Thinking Planning and UrbanismA brief survey cannot do the book justice, and indeed part of it is really aimed at planning students and professionals, asking them hard questions about how the case brings theories about planning into question. But there is also plenty in the book for anyone interested in Toronto’s recent history, the intersection of politics and planning, and in general how cities develop the way they do.

The book starts with a look at the history of perceptions of Yonge Street and attempts to revitalize it beginning in the 1970s. Milroy shows that emotional arguments that Yonge was the “heart” of the city have for a long time been an essential driver for various halting attempts to revitalize it. These attempts began with the short-lived summer pedestrianization in the 1970s. A later attempt yielded only the sidewalk chess tables on Gould Street outside Sam the Record Man’s — tables that subsequently fell victim to further revitalization efforts. The Eaton Centre, too, was both an attempt at a solution and a cause of further problems.

The core of Milroy’s book is an examination of two very different, almost parallel regeneration efforts that intersected in the mid-1990s.

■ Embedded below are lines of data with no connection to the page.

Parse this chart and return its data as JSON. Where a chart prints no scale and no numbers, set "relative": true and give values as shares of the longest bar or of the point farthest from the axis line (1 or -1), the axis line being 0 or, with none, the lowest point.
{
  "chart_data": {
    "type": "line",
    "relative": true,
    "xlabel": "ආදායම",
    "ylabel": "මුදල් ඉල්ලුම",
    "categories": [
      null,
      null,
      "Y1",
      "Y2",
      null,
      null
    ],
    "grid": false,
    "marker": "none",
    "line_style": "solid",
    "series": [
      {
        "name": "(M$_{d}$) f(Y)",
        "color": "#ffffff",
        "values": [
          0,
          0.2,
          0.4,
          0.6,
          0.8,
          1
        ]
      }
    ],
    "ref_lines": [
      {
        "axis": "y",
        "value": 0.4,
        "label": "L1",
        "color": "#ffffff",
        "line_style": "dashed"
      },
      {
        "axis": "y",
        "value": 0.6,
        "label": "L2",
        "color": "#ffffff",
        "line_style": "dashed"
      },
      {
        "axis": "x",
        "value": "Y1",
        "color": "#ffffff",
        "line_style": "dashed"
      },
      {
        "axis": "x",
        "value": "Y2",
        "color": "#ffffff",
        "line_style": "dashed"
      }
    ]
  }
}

One, growing out of previous efforts, was a evolutionary plan developed by Toronto’s city planners with a lot of community consultation, which included projects such as restoring the facades of buildings along the street.

As this plan was being developed, however, another quite different one emerged, driven by the then-city councillor for the area, Kyle Rae, and some of the local business and property owners. This called for a radical intervention through the purchase/expropriation and demolishing of buildings to create a public square and also newly developed commercial buildings around it. Milroy refers to this approach as “property-led entrepreneurial development,” similar to London’s Docklands development or New York’s Times Square redevelopment. It comes across as a kind of gonzo planning.

Milroy examines in detail how this plan emerged quite suddenly and was adopted by Toronto’s pre-amalgamation city council remarkably quickly. She also breaks down in considerable detail the kind of rhetoric used by proponents of this plan when it went in front of the OMB — a rare foray into examining how parties successfully argue before this tribunal, an important issue given the board’s power. She shows that, while the actual intersection of Yonge and Dundas had not previously been considered of much significance by anyone, once the plan was in motion it began to be assigned the description of the “heart” of the city.

Notably, at the OMB the City and the plan’s other proponents portrayed the planned square as fully public, on the model of Nathan Phillips Square (which can be booked for free and only for non-profit purposes). Milroy details how in 2001, however, as the square was being built, the City passed new by-laws governing the square that established a Board of Management (dominated by local business appointees), enabled the space to be rented commercially, and required it to pay for itself (a requirement abandoned in 2005). In effect, she argues, the square became public only “residually,” when no commercial renter could be found. Underlying the whole process, she argues, was also a desire to chase “undesirables” out of the area.

The thing about sausages, though, is that no matter how unpleasant they are to make, they often turn out to be enjoyable to consume. Somehow, despite the back-room deals, the much-criticized design, the underlying motivations, and the heavy commercialization, Yonge-Dundas Square has filled a need for the city. As Jonathan Goldsbie wrote in NOW on its 10th anniversary, “It is our neo-brutalist moonscape, and it is consistently subsumed and animated by our desire to make it the place we deserve. Like Toronto as a whole, it’s characterized by its capacity to become the constant invention of those who occupy it.” In addition to planning and politics, there’s another force that shapes the city, and that is its people. They can take the best-laid plans and make them their own. Even if the square is not exactly public, Torontonians have essentially decided to treat it and use as if it is fully public. And perhaps some day Yonge-Dundas Square will change again, for the better — and when it does, having Beth Moore Milroy’s surgical dissection of its origins in hand will help point the way.